Homeowner vs non-homeowner (Centrelink – Age Pension)
Dec 12, 2024
When going into retirement, secure housing is a big consideration and having your own home that is paid off and owned outright is the goal for many, although it can be hard to achieve.
The Centrelink Age Pension system I believe benefits homeowners (who own their home outright) more than it benefits non-homeowners (note that these are just my personal views). If you don’t have your home paid off and have a mortgage – this can also be challenging as there is no extra payments for pensioners with a mortgage (so in some instances you may be better off financially renting as you might be able to claim some rent assistance).
In this blog, I will explain some differences between the two.
These are firstly what I see as disadvantages of being a non-homeowner from a Centrelink perspective:
- Both homeowners and non-homeowners have the same income test for Centrelink. Now potentially a non-homeowner might need to work more to afford rent etc but is penalised the same for doing so as a homeowner.
- You get paid the same age pension whether you own a home or not.
Some advantages of being a non-homeowner:
- There are higher allowable asset limits you can have before your pension starts to reduce and higher limits before it cuts out. For singles and couples this is $252,000 extra.
- You may be eligible for rent assistance which the maximum amount is $211.20 p.f. (single) and $199 p.f. (couple total).
In today’s property market, especially in Adelaide, finding an affordable rental is tough. Rents have increased just 10.5 per cent in the last year alone (from September 2023 to September 2024 – see article here). Rent’s have increased by this amount + a lot more in the last few years but rent assistance hasn’t from Centrelink. Understandably the cost-of-living pressures everywhere have increased, but if you own your home outright then you don’t have the pressure of rising rental costs in your retirement.

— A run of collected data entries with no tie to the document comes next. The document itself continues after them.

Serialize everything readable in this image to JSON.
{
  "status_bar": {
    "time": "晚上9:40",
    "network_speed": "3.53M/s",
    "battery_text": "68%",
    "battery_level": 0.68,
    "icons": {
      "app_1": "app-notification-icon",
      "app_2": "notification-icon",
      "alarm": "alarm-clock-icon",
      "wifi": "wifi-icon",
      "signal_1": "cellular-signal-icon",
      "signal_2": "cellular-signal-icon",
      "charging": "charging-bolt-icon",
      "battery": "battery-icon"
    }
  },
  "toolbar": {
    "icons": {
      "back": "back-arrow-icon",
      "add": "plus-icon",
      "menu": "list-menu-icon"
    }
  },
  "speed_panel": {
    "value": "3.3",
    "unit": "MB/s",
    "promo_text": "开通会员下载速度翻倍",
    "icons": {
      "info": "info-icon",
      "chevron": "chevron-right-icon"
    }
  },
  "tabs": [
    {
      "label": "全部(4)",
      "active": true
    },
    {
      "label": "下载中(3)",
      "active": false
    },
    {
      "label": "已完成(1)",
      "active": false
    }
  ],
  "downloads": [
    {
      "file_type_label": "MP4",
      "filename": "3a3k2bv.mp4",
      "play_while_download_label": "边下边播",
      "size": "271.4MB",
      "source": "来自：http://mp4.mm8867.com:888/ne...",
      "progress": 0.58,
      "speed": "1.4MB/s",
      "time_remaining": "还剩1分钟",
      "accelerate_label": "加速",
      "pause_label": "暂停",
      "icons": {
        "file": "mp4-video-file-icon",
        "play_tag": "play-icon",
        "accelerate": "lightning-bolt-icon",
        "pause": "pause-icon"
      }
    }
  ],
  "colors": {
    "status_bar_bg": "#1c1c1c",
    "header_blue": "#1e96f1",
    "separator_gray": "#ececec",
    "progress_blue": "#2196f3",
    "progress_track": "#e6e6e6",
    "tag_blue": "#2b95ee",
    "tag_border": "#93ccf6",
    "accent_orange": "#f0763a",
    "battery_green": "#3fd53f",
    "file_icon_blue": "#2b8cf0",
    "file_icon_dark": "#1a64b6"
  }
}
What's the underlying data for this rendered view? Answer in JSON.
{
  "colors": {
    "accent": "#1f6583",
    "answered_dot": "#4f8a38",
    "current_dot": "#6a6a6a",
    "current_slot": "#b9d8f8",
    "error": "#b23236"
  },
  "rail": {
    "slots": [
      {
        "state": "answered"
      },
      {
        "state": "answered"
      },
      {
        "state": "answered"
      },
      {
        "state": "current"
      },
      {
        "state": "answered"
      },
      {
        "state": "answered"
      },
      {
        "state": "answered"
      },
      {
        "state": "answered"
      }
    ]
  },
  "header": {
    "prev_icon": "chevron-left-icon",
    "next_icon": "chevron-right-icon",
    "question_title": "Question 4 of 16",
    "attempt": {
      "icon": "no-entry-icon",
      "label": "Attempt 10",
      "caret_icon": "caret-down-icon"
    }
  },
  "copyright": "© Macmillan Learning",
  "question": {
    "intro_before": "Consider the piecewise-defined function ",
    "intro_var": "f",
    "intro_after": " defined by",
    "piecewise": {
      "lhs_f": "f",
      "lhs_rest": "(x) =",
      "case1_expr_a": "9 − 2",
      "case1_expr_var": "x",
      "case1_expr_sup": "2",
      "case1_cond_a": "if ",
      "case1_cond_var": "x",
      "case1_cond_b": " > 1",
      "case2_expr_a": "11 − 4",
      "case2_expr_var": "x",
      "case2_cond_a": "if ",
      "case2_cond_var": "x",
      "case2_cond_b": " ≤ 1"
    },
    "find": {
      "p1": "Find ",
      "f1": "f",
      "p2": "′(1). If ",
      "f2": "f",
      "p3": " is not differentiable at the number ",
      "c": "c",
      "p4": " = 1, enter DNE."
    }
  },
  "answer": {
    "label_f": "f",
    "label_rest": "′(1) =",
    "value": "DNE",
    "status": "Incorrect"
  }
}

It can be challenging in today’s market to make sure your money is working for you to keep pace with the cost of living whether that be drawings from your superannuation, income stream or utilising Centrelink benefits as an example. Please don’t make any financial decisions based on this article as it is just my views and is general in nature as everyone’s situation is different. There are also a lot of other benefits to renting i.e. don’t need to worry about big property maintenance bills etc – I have just been a bit biased in this article and looked at some of the basic Centrelink comparisons.